Register Entities allows you to register custom components i.e. custom parsers, data sources and processors to be used in the pipelines.
There are three types of entities:
|
Entity |
Description |
|
Register Component |
Upload a customized jar to create a customized component that can be used in data pipelines. |
|
Functions |
A rich library of pre-defined functions and user defined functions. |
|
Variables |
Use variables in your pipelines at runtime as per the scope. |
|
Models |
Register Spark ML/H2O/Scikit models of supported model types that can be used in data pipeline. |
|
Calendar |
Create multiple holiday calendar which can be then used in Workflow. |
Each entity is explained below.
Use Register Component to register a custom component (Channel and Processor) by uploading a customized jar. Those custom components can be used in data pipelines.
Register Components tab comes under Register Entities side bar option.
Download a sample jar from Data Pipelines page, customize it as per your requirement, and upload the same on Register Components page.
StreamAnalytix allows you implement your custom code in the platform to extend functionalities for:
Channel: To read from any source.
Processor: To perform any operation on data-in-motion.

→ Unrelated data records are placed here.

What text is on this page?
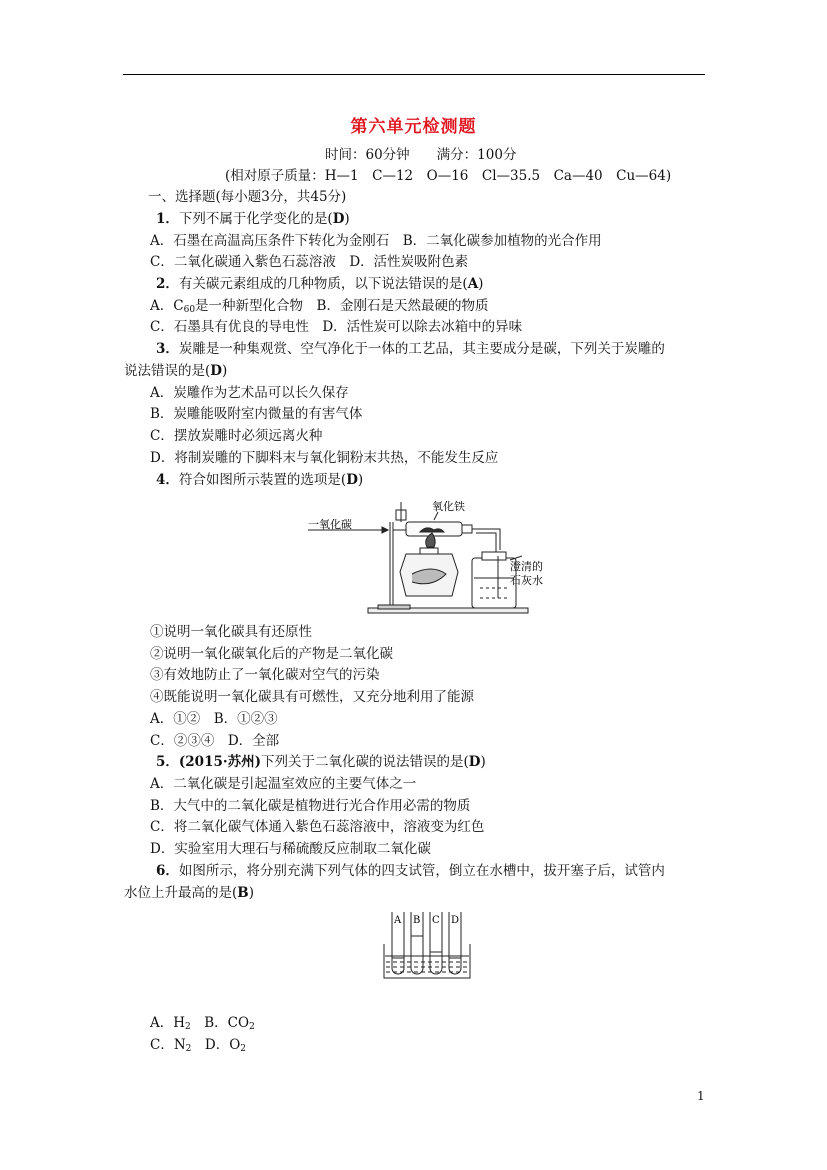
第六单元检测题
时间：60分钟　　满分：100分
(相对原子质量：H—1　C—12　O—16　Cl—35.5　Ca—40　Cu—64)
一、选择题(每小题3分，共45分)
1．下列不属于化学变化的是(D)
A．石墨在高温高压条件下转化为金刚石　B．二氧化碳参加植物的光合作用
C．二氧化碳通入紫色石蕊溶液　D．活性炭吸附色素
2．有关碳元素组成的几种物质，以下说法错误的是(A)
A．$C_{60}$是一种新型化合物　B．金刚石是天然最硬的物质
C．石墨具有优良的导电性　D．活性炭可以除去冰箱中的异味
3．炭雕是一种集观赏、空气净化于一体的工艺品，其主要成分是碳，下列关于炭雕的
说法错误的是(D)
A．炭雕作为艺术品可以长久保存
B．炭雕能吸附室内微量的有害气体
C．摆放炭雕时必须远离火种
D．将制炭雕的下脚料末与氧化铜粉末共热，不能发生反应
4．符合如图所示装置的选项是(D)
一氧化碳
氧化铁
澄清的
石灰水
①说明一氧化碳具有还原性
②说明一氧化碳氧化后的产物是二氧化碳
③有效地防止了一氧化碳对空气的污染
④既能说明一氧化碳具有可燃性，又充分地利用了能源
A．①②　B．①②③
C．②③④　D．全部
5．(2015·苏州)下列关于二氧化碳的说法错误的是(D)
A．二氧化碳是引起温室效应的主要气体之一
B．大气中的二氧化碳是植物进行光合作用必需的物质
C．将二氧化碳气体通入紫色石蕊溶液中，溶液变为红色
D．实验室用大理石与稀硫酸反应制取二氧化碳
6．如图所示，将分别充满下列气体的四支试管，倒立在水槽中，拔开塞子后，试管内
水位上升最高的是(B)
A B C D
A．$H_2$　B．$CO_2$
C．$N_2$　D．$O_2$
1
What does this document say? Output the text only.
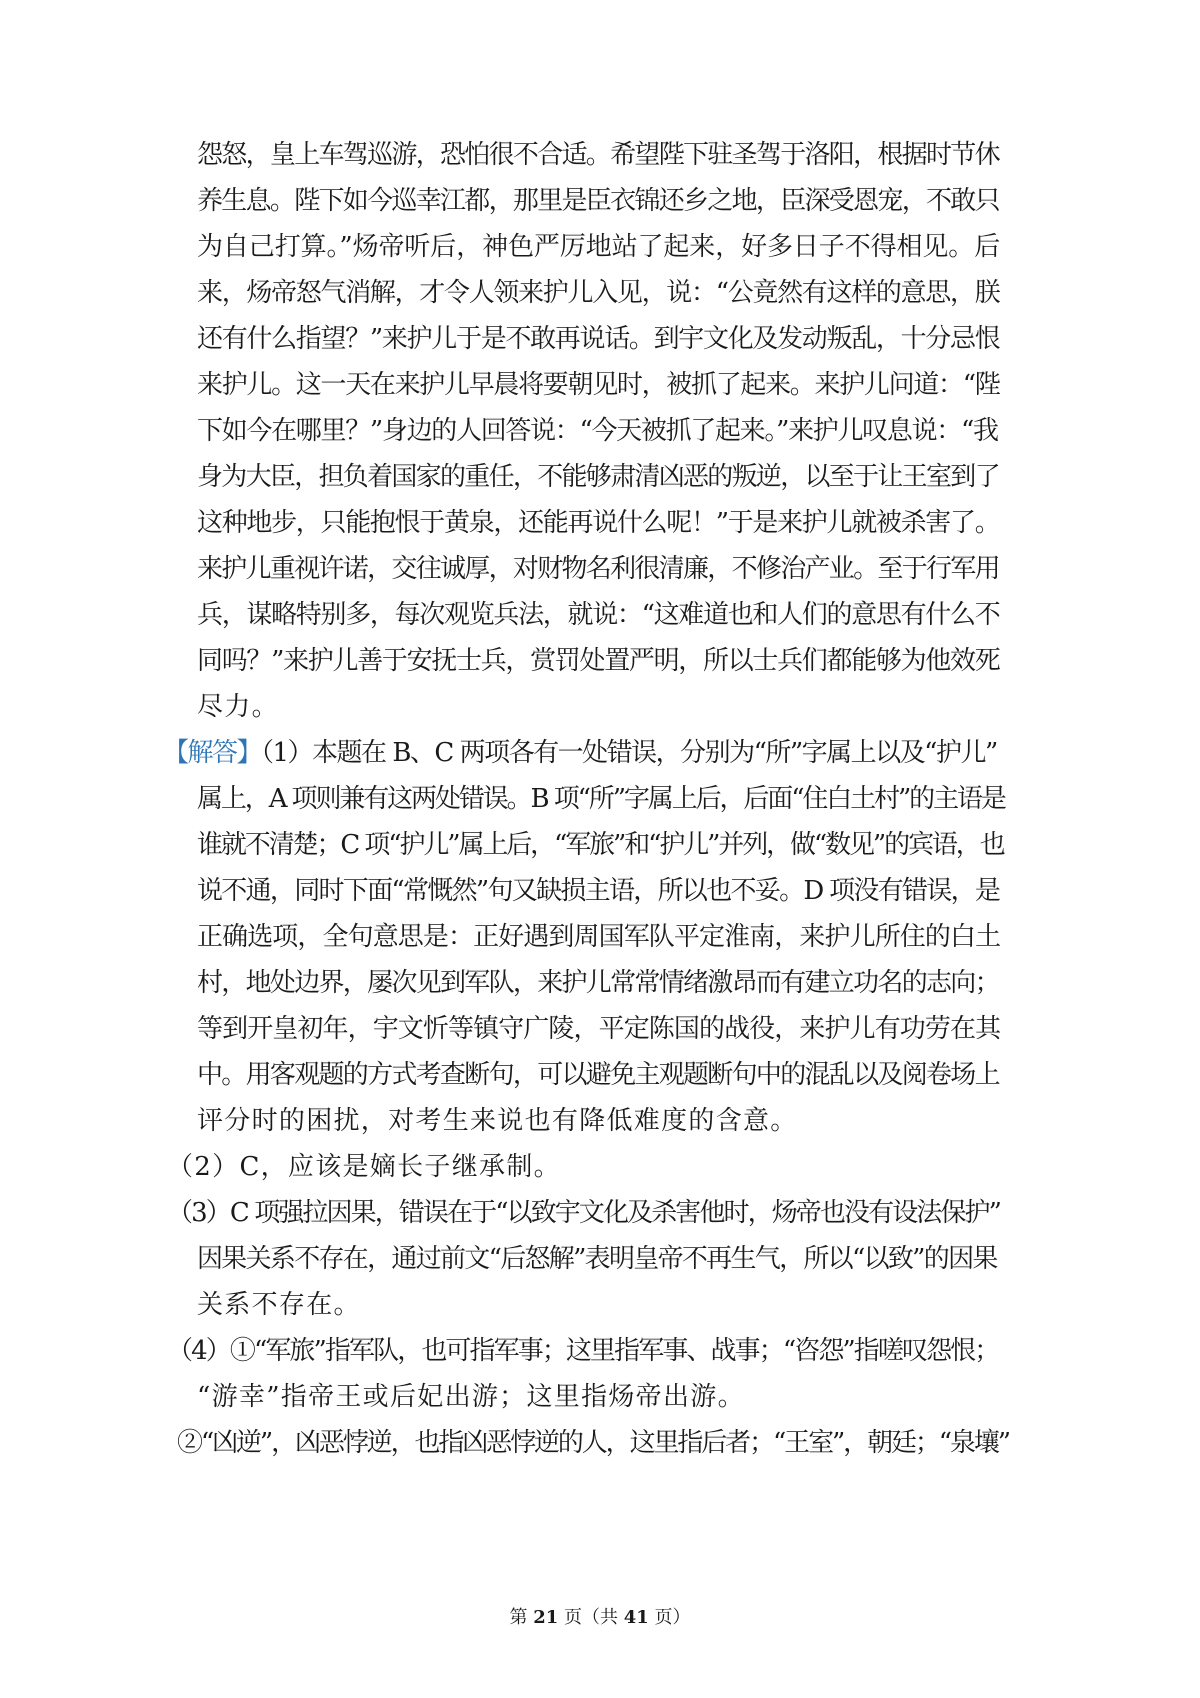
怨怒，皇上车驾巡游，恐怕很不合适。希望陛下驻圣驾于洛阳，根据时节休
养生息。陛下如今巡幸江都，那里是臣衣锦还乡之地，臣深受恩宠，不敢只
为自己打算。”炀帝听后，神色严厉地站了起来，好多日子不得相见。后
来，炀帝怒气消解，才令人领来护儿入见，说：“公竟然有这样的意思，朕
还有什么指望？”来护儿于是不敢再说话。到宇文化及发动叛乱，十分忌恨
来护儿。这一天在来护儿早晨将要朝见时，被抓了起来。来护儿问道：“陛
下如今在哪里？”身边的人回答说：“今天被抓了起来。”来护儿叹息说：“我
身为大臣，担负着国家的重任，不能够肃清凶恶的叛逆，以至于让王室到了
这种地步，只能抱恨于黄泉，还能再说什么呢！”于是来护儿就被杀害了。
来护儿重视许诺，交往诚厚，对财物名利很清廉，不修治产业。至于行军用
兵，谋略特别多，每次观览兵法，就说：“这难道也和人们的意思有什么不
同吗？”来护儿善于安抚士兵，赏罚处置严明，所以士兵们都能够为他效死
尽力。
【解答】（1）本题在 B、C 两项各有一处错误，分别为“所”字属上以及“护儿”
属上，A 项则兼有这两处错误。B 项“所”字属上后，后面“住白土村”的主语是
谁就不清楚；C 项“护儿”属上后，“军旅”和“护儿”并列，做“数见”的宾语，也
说不通，同时下面“常慨然”句又缺损主语，所以也不妥。D 项没有错误，是
正确选项，全句意思是：正好遇到周国军队平定淮南，来护儿所住的白土
村，地处边界，屡次见到军队，来护儿常常情绪激昂而有建立功名的志向；
等到开皇初年，宇文忻等镇守广陵，平定陈国的战役，来护儿有功劳在其
中。用客观题的方式考查断句，可以避免主观题断句中的混乱以及阅卷场上
评分时的困扰，对考生来说也有降低难度的含意。
（2）C，应该是嫡长子继承制。
（3）C 项强拉因果，错误在于“以致宇文化及杀害他时，炀帝也没有设法保护”
因果关系不存在，通过前文“后怒解”表明皇帝不再生气，所以“以致”的因果
关系不存在。
（4）①“军旅”指军队，也可指军事；这里指军事、战事；“咨怨”指嗟叹怨恨；
“游幸”指帝王或后妃出游；这里指炀帝出游。
②“凶逆”，凶恶悖逆，也指凶恶悖逆的人，这里指后者；“王室”，朝廷；“泉壤”
第 21 页（共 41 页）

Custom code implementation allows importing custom components and versioning.
You can download a Maven based project that contains all the necessary StreamAnalytix dependencies for writing custom code and sample code for reference.
Pre-requisites for custom code development
1. JDK 1.7 or higher
2. Apache Maven 3.x
3. Eclipse or any other IDE
Steps for Custom Code Implementation
Build Custom Code
Provide all the dependencies required for the custom components in pom.xml available in the project.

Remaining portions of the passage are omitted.